Not even FSLogix can do this natively – two sessions writing back to the same profile at the same time…

Profile streaming for folders

With the Enable profile streaming for folders policy set to Enabled, folders are fetched only when they are being accessed. This approach eliminates the need to traverse all folders during user logons. To use this feature, you must also enable the Profile streaming policy.

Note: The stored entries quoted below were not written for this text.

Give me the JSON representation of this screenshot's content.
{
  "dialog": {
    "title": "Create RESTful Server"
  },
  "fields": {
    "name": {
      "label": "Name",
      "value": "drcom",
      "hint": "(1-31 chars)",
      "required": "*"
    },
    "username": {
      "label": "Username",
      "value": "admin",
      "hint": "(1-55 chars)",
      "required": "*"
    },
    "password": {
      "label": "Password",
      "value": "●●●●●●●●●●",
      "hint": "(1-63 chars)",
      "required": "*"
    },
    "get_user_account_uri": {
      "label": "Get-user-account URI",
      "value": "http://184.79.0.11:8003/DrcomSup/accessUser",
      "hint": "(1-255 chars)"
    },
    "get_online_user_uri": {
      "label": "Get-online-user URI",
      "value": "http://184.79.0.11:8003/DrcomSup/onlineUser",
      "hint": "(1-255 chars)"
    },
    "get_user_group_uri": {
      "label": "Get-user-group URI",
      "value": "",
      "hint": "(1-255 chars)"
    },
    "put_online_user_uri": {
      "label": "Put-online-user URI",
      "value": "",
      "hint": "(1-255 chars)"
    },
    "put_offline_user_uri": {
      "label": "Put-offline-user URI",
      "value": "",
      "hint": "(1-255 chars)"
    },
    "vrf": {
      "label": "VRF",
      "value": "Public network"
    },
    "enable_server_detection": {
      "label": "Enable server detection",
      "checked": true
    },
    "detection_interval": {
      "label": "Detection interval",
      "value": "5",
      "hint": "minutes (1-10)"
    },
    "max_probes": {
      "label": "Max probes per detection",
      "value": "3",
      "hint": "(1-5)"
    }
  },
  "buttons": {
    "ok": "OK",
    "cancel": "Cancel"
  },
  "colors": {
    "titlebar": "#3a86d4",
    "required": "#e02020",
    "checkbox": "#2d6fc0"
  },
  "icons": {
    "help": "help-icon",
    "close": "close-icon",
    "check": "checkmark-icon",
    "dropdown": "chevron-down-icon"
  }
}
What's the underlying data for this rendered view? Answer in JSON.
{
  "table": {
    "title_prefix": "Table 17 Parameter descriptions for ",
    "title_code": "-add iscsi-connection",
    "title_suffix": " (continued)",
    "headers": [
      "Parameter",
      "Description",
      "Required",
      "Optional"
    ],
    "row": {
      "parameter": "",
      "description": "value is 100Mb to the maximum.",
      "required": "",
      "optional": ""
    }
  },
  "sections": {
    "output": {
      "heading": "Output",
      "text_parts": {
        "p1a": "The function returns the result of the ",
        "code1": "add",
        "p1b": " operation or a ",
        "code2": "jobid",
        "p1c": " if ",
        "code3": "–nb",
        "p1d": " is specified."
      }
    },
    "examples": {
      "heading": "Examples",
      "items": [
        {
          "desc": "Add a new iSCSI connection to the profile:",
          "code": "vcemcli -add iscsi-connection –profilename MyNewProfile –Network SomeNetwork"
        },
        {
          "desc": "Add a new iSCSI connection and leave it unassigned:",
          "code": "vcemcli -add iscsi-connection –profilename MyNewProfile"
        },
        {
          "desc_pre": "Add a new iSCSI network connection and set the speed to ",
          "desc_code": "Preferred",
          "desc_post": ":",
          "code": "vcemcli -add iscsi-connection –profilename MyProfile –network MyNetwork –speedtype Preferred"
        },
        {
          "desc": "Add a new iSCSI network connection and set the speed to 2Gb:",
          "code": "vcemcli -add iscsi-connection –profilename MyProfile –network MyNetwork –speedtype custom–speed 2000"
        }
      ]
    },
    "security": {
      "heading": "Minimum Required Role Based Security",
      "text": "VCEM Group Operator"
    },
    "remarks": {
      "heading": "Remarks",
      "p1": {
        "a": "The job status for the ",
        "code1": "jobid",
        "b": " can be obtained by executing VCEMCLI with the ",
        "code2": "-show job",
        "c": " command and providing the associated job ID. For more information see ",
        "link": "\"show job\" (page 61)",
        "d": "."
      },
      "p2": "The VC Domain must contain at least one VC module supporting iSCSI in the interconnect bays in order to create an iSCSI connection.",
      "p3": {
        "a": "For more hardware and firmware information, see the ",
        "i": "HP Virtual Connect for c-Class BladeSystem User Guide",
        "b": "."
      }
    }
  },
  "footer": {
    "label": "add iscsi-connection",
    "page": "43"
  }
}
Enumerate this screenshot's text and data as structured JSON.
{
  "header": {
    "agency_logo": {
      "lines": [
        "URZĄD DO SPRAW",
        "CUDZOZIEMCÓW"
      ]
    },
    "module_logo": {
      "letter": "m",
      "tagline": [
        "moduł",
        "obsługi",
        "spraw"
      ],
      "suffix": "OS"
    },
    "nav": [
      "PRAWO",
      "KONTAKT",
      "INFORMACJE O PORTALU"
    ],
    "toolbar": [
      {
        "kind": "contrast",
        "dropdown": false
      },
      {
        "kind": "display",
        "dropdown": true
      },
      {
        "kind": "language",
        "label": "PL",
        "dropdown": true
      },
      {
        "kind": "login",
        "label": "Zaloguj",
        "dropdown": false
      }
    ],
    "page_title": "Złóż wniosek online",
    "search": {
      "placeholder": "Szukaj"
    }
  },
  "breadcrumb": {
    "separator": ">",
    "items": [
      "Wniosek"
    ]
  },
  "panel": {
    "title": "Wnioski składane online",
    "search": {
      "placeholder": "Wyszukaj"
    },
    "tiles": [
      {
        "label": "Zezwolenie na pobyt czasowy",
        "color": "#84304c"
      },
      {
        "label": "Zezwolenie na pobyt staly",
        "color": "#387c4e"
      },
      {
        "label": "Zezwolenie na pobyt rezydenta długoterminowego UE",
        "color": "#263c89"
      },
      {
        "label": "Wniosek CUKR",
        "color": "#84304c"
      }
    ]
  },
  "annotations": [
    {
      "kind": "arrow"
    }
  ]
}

Improved experience with the Start menu

We have improved the experience with the Start menu on Windows Server 2016 and Windows Server 2019 through automatic configuration of the relevant policies as follows:

  • Citrix added Appdata\Local\Microsoft\Windows\Caches to Folders to Mirror
  • Citrix are ensuring that Appdata\Local\Packages is added to Exclusion list – directories
  • Citrix are ensuring that Appdata\Local\Microsoft\Windows\UsrClass.Dat* is added to Exclusion list – files

To disable automatic configuration, use the Disable automatic configuration policy

Version 2009

Profile container enhancements

Starting with this release, multiple concurrent sessions can access a profile container and you can put an entire user profile in its profile container. In addition, Profile Management now accesses the VHDX files in a user context and does not grant Domain Computers full control of the folder where the VHDX files are stored

Version 2003

Enable multi-session write-back for FSLogix Profile Container

Profile Management now provides a solution to save changes in multi-session scenarios for FSLogix Profile Container. If the same user launches multiple sessions on different machines, changes made in each session are synchronized and saved to FSLogix Profile Container.